DALLAS - Federal stimulus funding will provide a cushion for colleges and universities as they scramble to cut costs over the next two years, but prospects for 2012 and beyond are extremely uncertain, analysts at Standard & Poor's said yesterday.

At a conference on higher education in Dallas, the rating agency presented findings from key analysts on how colleges and universities might cope with a continuing downturn.

"We are generally seeing that the public universities are getting a little bit of cushion from the stimulus," said Susan Carlson, director for higher education and nonprofits at Standard & Poor's. "There's a bit of a cushion for 2010, 2011 from the stimulus, then you hit a cliff."

"If you're a private university, that cliff, depending on your endowment draw formula, could hit in 2011," she said. "Everybody needs to be prepared right now. There's a lot of slash and burn."

In addition to declining endowments, universities are suffering from the recession that has devalued homes on which parents traditionally borrowed to finance college tuition, and parents have lost their jobs.

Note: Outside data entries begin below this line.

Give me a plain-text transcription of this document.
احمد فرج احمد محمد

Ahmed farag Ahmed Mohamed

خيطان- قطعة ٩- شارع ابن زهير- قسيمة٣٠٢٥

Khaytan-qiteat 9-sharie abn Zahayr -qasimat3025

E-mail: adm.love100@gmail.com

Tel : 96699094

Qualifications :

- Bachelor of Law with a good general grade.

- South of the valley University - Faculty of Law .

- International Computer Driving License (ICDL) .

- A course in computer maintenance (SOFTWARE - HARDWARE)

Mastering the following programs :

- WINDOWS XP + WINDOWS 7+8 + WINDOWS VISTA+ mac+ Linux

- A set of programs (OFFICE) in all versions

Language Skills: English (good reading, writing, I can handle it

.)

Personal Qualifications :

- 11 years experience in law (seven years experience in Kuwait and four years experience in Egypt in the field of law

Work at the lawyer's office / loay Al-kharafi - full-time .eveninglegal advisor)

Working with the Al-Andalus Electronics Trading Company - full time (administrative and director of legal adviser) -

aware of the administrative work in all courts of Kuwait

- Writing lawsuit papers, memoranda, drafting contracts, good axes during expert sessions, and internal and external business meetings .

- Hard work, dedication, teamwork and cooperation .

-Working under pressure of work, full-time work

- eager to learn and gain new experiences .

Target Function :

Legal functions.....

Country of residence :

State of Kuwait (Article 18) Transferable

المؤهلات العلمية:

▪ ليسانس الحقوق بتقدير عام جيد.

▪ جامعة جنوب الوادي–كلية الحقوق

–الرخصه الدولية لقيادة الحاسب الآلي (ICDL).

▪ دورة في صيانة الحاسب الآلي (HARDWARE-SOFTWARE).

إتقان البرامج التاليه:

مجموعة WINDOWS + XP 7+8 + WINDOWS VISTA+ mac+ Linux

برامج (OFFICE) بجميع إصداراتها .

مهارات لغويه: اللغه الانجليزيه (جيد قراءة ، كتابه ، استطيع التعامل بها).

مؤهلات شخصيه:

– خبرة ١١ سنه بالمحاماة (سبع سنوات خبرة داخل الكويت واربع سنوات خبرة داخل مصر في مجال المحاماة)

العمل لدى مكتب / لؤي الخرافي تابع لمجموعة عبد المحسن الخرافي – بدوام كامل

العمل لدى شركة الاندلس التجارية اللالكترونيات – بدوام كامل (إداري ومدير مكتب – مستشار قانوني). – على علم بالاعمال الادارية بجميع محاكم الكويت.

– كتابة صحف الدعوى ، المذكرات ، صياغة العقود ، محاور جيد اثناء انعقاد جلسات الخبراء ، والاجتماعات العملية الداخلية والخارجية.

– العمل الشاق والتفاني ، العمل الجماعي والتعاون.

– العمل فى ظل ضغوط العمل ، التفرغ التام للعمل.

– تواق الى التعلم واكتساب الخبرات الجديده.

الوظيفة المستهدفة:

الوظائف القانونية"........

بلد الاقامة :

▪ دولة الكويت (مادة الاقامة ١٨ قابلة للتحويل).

Community colleges remain great bargains, analysts noted, but enrollment there is uncertain as well.

"The managements with which we feel most comfortable are saying that they're going ahead and reducing costs," Corson said. "They're planning to use any stimulus money very effectively because they don't know what's going to happen in 2012, and they're trying to put themselves in a position as good as possible for the uncertainty coming along."

Despite the upheaval, Standard & Poor's has not dropped any public or private universities rated triple-A from that category since the recession began, noted director Jessica Matsumori. The agency rates 18 private universities AAA. Three public university systems earn the top rank: those in Michigan, Texas and Virginia.

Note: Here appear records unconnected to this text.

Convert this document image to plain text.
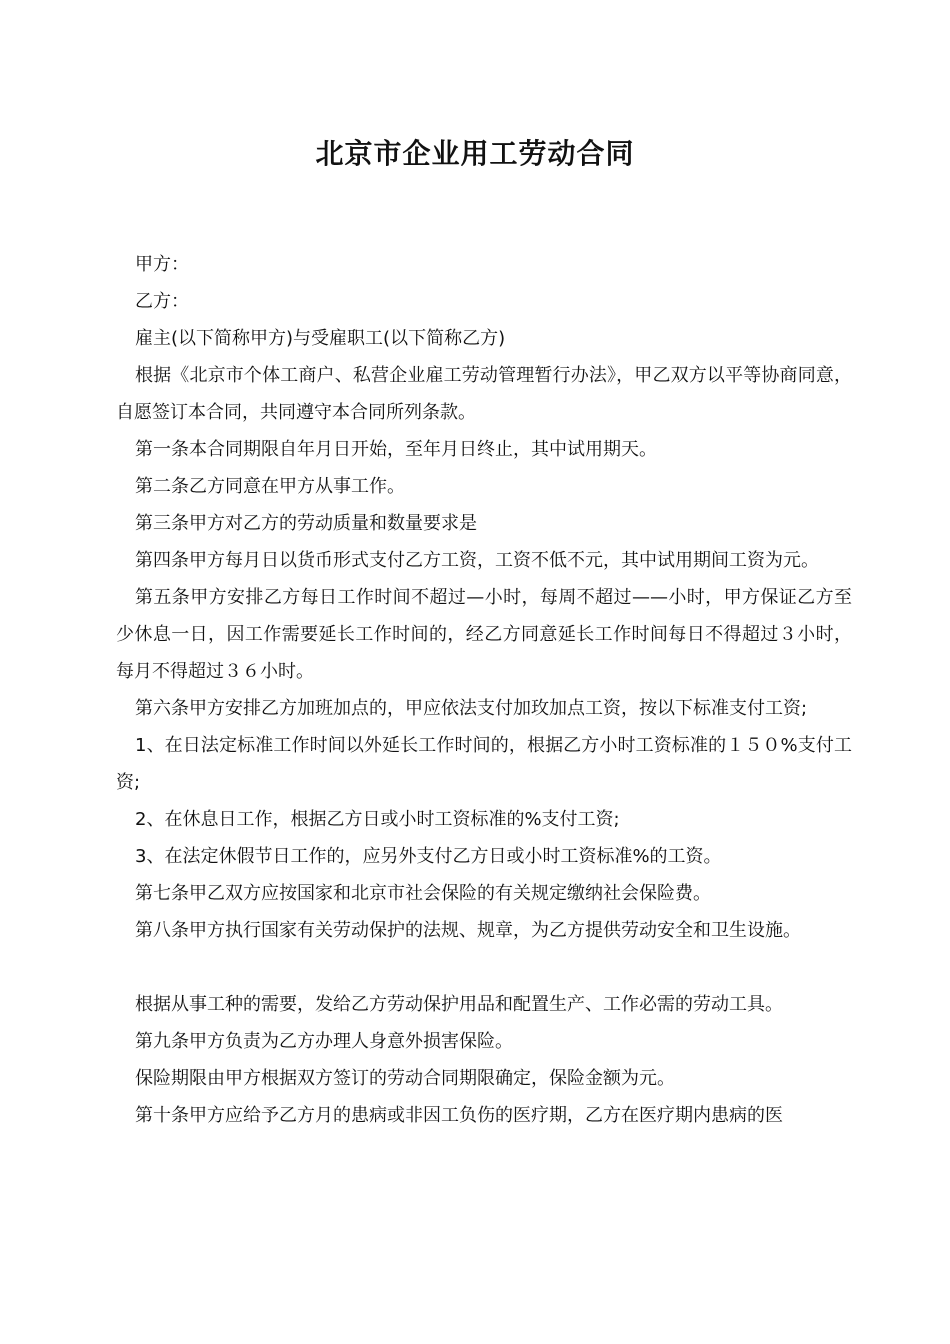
北京市企业用工劳动合同

甲方：

乙方：

雇主(以下简称甲方)与受雇职工(以下简称乙方)

根据《北京市个体工商户、私营企业雇工劳动管理暂行办法》，甲乙双方以平等协商同意，自愿签订本合同，共同遵守本合同所列条款。

第一条本合同期限自年月日开始，至年月日终止，其中试用期天。

第二条乙方同意在甲方从事工作。

第三条甲方对乙方的劳动质量和数量要求是

第四条甲方每月日以货币形式支付乙方工资，工资不低不元，其中试用期间工资为元。

第五条甲方安排乙方每日工作时间不超过—小时，每周不超过——小时，甲方保证乙方至少休息一日，因工作需要延长工作时间的，经乙方同意延长工作时间每日不得超过３小时，每月不得超过３６小时。

第六条甲方安排乙方加班加点的，甲应依法支付加玫加点工资，按以下标准支付工资;

1、在日法定标准工作时间以外延长工作时间的，根据乙方小时工资标准的１５０%支付工资;

2、在休息日工作，根据乙方日或小时工资标准的%支付工资;

3、在法定休假节日工作的，应另外支付乙方日或小时工资标准%的工资。

第七条甲乙双方应按国家和北京市社会保险的有关规定缴纳社会保险费。

第八条甲方执行国家有关劳动保护的法规、规章，为乙方提供劳动安全和卫生设施。

根据从事工种的需要，发给乙方劳动保护用品和配置生产、工作必需的劳动工具。

第九条甲方负责为乙方办理人身意外损害保险。

保险期限由甲方根据双方签订的劳动合同期限确定，保险金额为元。

第十条甲方应给予乙方月的患病或非因工负伤的医疗期，乙方在医疗期内患病的医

In the first quarter of 2009, analysts have issued one upgrade - Odessa Junior College in Texas from BBB-plus to A-minus - four downgrades and 15 outlook changes.

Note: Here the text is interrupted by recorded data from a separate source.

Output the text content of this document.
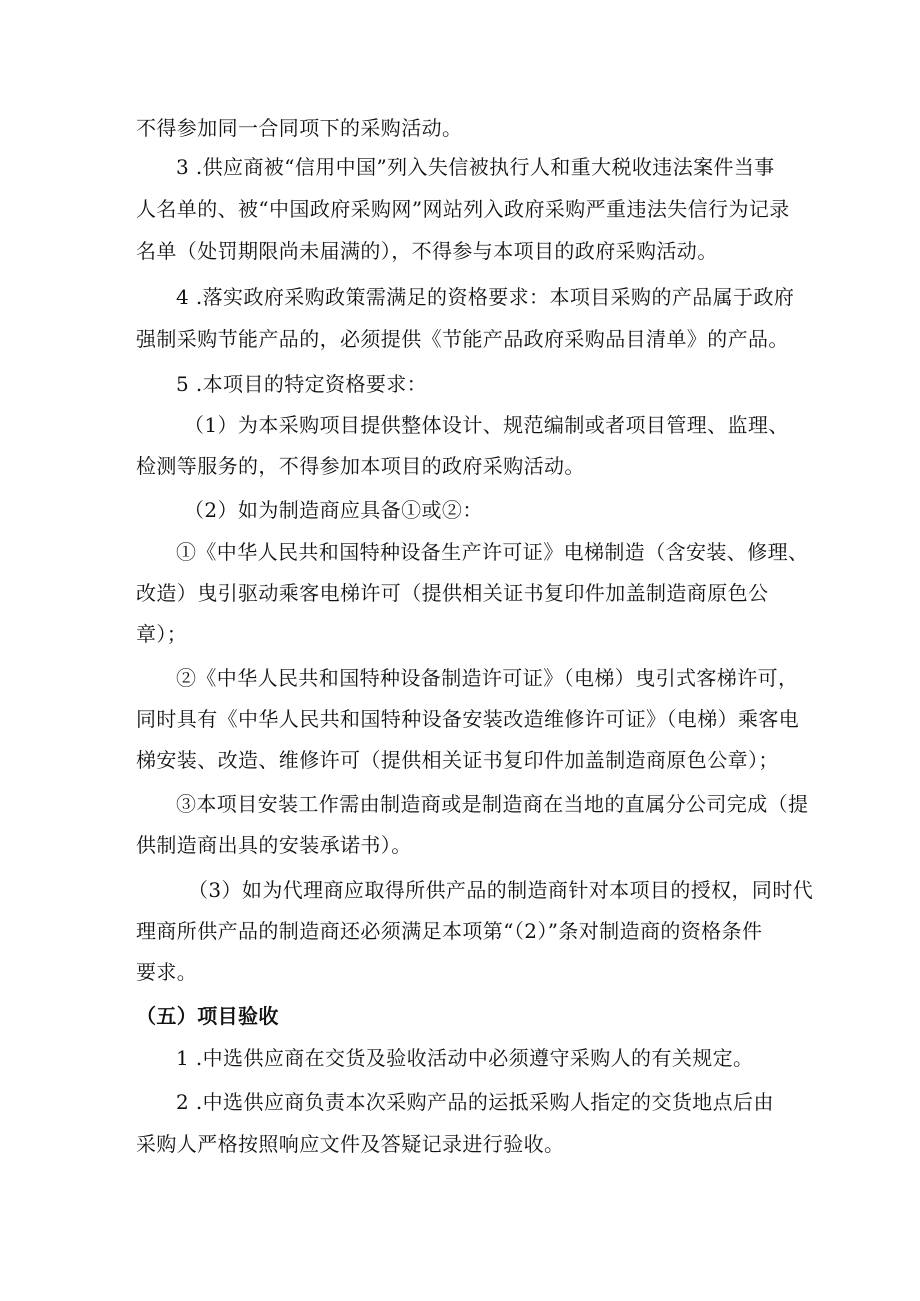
不得参加同一合同项下的采购活动。
3 .供应商被“信用中国”列入失信被执行人和重大税收违法案件当事
人名单的、被“中国政府采购网”网站列入政府采购严重违法失信行为记录
名单（处罚期限尚未届满的），不得参与本项目的政府采购活动。
4 .落实政府采购政策需满足的资格要求：本项目采购的产品属于政府
强制采购节能产品的，必须提供《节能产品政府采购品目清单》的产品。
5 .本项目的特定资格要求：
（1）为本采购项目提供整体设计、规范编制或者项目管理、监理、
检测等服务的，不得参加本项目的政府采购活动。
（2）如为制造商应具备①或②：
①《中华人民共和国特种设备生产许可证》电梯制造（含安装、修理、
改造）曳引驱动乘客电梯许可（提供相关证书复印件加盖制造商原色公
章）；
②《中华人民共和国特种设备制造许可证》（电梯）曳引式客梯许可，
同时具有《中华人民共和国特种设备安装改造维修许可证》（电梯）乘客电
梯安装、改造、维修许可（提供相关证书复印件加盖制造商原色公章）；
③本项目安装工作需由制造商或是制造商在当地的直属分公司完成（提
供制造商出具的安装承诺书）。
（3）如为代理商应取得所供产品的制造商针对本项目的授权，同时代
理商所供产品的制造商还必须满足本项第“（2）”条对制造商的资格条件
要求。
（五）项目验收
1 .中选供应商在交货及验收活动中必须遵守采购人的有关规定。
2 .中选供应商负责本次采购产品的运抵采购人指定的交货地点后由
采购人严格按照响应文件及答疑记录进行验收。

Changes in the banking sector have kept analysts extremely busy, Carlson said.

"It has been wild," she said. "Our sector has never been busier. First, we're doing the auction rate, then we're doing the [variable-rate demand bonds], then we're doing the VRDBs because they don't like the underlying liquidity bank. Now, we're doing the VRDBs that are shifting terms of dailies to weeklies to a year, to 13 months, to fixed-rate terms."

And the ongoing hardship in the financial world is still hitting universities, she said.

"We were talking this week with a triple-A-rated institution who said their bank wanted to raise [the liquidity facility rate] from 18 basis points to 90," Carlson said.

More institutions are likely to follow the example of the universities of Minnesota and Virginia and issue Build America Bonds, she said. Minnesota offered $35 million of taxable, general obligation BABs that represented the first use of the bonds by a university.